This week, thanks to Barnardo's, the media is full of references to children "behaving like animals", being "angry, violent and abusive" and "becoming feral". Almost 50 per cent of adults, according to an ICM poll commissioned by the charity, concur with these views of contemporary childhood. "It is depressing that so many people are ready to give up on children, writing them off as 'animals' and 'feral'," Anne Marie Carrie, head of Barnardo's, has said.

But, hang on, the words were not actually used by those questioned. People were asked, for example, whether they agreed that children were becoming more feral. Perhaps unsurprisingly, they responded to a tabloid-style question with a tabloid-style response.

There is something distinctly iffy about the way the survey's data (none of which is available online at the time of writing) has been used. To the question, "When you think about children who behave inappropriately... at what age do you think it is too late to change them for the better?", 44 per cent answered that it was never too late, while another 28 per cent opted for between 11 and 16.

How was the story spun? "A quarter of all adults think children's lives can be thrown away at the age of 10," Anne Marie Carrie told the Today programme.

Barnardo's does excellent work, but this ladling out of generalised guilt is more about generating easy publicity than helping children.

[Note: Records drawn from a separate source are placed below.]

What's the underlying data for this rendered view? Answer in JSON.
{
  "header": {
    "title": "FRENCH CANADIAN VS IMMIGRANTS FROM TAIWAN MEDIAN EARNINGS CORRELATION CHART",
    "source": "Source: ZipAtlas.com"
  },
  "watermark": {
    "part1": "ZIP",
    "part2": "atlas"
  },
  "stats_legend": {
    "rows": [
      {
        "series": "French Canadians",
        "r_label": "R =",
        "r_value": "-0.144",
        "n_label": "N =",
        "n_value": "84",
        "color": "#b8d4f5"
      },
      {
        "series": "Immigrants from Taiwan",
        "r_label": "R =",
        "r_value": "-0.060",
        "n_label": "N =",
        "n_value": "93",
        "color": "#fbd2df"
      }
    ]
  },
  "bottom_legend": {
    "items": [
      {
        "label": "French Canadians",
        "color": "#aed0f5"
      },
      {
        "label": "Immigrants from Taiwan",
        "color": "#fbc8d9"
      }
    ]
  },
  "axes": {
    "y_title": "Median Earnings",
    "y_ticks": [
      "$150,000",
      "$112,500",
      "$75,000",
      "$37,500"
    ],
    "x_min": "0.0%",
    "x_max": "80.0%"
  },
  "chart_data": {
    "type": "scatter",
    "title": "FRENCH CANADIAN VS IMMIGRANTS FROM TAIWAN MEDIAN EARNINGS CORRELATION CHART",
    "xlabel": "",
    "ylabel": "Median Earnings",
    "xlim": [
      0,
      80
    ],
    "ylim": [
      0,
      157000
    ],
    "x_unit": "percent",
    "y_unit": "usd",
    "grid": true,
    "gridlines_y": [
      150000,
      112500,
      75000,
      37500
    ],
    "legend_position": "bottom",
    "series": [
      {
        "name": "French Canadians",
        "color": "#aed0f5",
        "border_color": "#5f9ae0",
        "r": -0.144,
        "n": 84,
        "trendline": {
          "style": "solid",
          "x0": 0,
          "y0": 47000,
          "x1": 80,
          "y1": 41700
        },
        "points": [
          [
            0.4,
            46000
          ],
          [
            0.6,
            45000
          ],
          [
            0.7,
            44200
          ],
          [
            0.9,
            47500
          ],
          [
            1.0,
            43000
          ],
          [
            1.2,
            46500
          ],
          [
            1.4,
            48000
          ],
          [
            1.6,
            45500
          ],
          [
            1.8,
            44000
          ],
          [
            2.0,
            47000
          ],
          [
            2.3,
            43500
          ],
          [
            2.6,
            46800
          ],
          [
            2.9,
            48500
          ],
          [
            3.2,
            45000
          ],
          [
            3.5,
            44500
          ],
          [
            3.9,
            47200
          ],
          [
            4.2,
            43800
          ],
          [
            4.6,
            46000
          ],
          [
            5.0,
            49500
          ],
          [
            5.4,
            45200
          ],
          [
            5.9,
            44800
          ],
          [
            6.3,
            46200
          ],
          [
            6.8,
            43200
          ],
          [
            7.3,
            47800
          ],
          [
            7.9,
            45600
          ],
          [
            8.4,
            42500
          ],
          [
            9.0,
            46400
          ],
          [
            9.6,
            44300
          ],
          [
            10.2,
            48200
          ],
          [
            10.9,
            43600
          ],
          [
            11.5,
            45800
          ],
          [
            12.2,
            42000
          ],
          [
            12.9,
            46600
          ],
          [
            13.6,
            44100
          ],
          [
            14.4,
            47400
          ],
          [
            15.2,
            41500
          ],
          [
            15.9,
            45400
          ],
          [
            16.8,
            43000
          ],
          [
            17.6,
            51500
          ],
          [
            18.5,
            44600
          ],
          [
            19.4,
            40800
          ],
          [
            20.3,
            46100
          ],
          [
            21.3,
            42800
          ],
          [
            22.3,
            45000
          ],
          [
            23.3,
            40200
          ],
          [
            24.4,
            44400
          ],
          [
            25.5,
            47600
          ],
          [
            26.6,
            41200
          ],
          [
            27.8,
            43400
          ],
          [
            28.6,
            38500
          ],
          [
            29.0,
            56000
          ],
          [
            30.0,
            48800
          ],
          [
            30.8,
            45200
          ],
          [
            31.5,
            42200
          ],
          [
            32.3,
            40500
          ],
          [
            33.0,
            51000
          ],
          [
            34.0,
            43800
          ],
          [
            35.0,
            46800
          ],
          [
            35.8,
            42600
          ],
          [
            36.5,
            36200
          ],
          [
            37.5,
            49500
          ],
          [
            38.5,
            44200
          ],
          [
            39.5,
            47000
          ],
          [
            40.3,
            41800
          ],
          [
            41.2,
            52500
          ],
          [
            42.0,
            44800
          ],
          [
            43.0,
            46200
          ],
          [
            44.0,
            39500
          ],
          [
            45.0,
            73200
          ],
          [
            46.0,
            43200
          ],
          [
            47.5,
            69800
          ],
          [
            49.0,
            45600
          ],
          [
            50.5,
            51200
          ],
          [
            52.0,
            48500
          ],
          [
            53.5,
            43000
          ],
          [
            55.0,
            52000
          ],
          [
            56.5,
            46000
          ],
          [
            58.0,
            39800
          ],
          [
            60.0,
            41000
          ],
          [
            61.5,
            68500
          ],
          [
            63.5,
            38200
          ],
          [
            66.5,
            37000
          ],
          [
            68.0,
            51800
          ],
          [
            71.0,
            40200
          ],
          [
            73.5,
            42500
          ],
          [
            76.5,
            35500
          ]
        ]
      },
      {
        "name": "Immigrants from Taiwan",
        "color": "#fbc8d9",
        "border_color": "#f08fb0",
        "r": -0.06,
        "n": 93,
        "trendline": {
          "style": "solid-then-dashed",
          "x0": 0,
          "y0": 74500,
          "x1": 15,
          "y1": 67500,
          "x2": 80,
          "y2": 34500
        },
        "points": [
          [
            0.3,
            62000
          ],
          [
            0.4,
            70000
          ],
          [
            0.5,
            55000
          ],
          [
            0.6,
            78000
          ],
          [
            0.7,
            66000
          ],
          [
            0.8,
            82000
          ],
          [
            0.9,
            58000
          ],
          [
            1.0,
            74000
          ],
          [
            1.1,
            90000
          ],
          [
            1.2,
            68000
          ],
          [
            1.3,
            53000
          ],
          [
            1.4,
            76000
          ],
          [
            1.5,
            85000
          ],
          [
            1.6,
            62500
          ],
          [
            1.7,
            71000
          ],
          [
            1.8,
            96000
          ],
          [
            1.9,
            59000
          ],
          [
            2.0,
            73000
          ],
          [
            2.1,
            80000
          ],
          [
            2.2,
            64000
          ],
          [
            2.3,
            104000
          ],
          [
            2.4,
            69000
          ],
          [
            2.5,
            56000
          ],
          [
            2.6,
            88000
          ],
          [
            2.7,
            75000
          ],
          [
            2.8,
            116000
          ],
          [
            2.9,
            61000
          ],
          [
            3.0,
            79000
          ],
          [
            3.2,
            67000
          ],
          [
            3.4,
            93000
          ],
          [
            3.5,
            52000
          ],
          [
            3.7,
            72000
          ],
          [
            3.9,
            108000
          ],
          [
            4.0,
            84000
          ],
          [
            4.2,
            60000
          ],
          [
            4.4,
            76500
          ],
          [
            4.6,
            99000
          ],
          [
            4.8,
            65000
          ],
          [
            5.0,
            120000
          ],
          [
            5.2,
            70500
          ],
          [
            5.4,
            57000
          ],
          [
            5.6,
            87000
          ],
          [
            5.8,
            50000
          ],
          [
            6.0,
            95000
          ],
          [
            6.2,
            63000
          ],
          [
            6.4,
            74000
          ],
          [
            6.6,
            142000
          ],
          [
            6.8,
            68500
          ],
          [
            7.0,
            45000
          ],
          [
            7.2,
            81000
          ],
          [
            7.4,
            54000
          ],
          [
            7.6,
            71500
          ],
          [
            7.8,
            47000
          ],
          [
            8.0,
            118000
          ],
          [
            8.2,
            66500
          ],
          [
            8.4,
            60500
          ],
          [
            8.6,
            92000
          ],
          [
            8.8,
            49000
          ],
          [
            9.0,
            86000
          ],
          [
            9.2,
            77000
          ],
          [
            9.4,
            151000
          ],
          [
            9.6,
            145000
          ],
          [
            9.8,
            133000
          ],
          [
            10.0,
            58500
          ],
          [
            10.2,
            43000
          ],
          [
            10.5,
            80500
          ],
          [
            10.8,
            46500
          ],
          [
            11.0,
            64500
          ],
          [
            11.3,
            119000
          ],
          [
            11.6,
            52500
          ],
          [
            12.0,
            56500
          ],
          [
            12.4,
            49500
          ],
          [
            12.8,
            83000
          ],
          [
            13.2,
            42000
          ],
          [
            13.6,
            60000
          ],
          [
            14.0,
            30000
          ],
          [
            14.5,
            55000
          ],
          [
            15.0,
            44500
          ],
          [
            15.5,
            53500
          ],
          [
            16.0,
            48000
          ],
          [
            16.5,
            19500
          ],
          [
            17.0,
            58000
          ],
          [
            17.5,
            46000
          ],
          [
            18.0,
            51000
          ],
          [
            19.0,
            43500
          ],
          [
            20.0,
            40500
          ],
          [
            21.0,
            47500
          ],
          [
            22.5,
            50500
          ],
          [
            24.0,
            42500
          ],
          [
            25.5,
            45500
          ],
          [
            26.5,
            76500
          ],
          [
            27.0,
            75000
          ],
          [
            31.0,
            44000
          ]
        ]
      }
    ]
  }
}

Portraying adults as heartless is as wrong-headed and counter-productive as demonising children. Both put a barrier of resentment between generations. Beside the cuddly French and the twinkly-eyed Spaniards, the British have never been great with children but, away from a few benighted parts of society, general standards of parenting are improving.

If we want hope for the future a bit less nagging of the general public and a bit more taking to task of central and local government is in order. Libraries, those windows of hope and information for children, are being closed and boarded up. Youth services are among the first to go in budget cuts.

Barnardo's is right to point out that Britain is not doing as well by its children as it should, but it should concentrate on changing policy decisions rather than on telling the rest of us, with dubious evidence, how terrible we all are.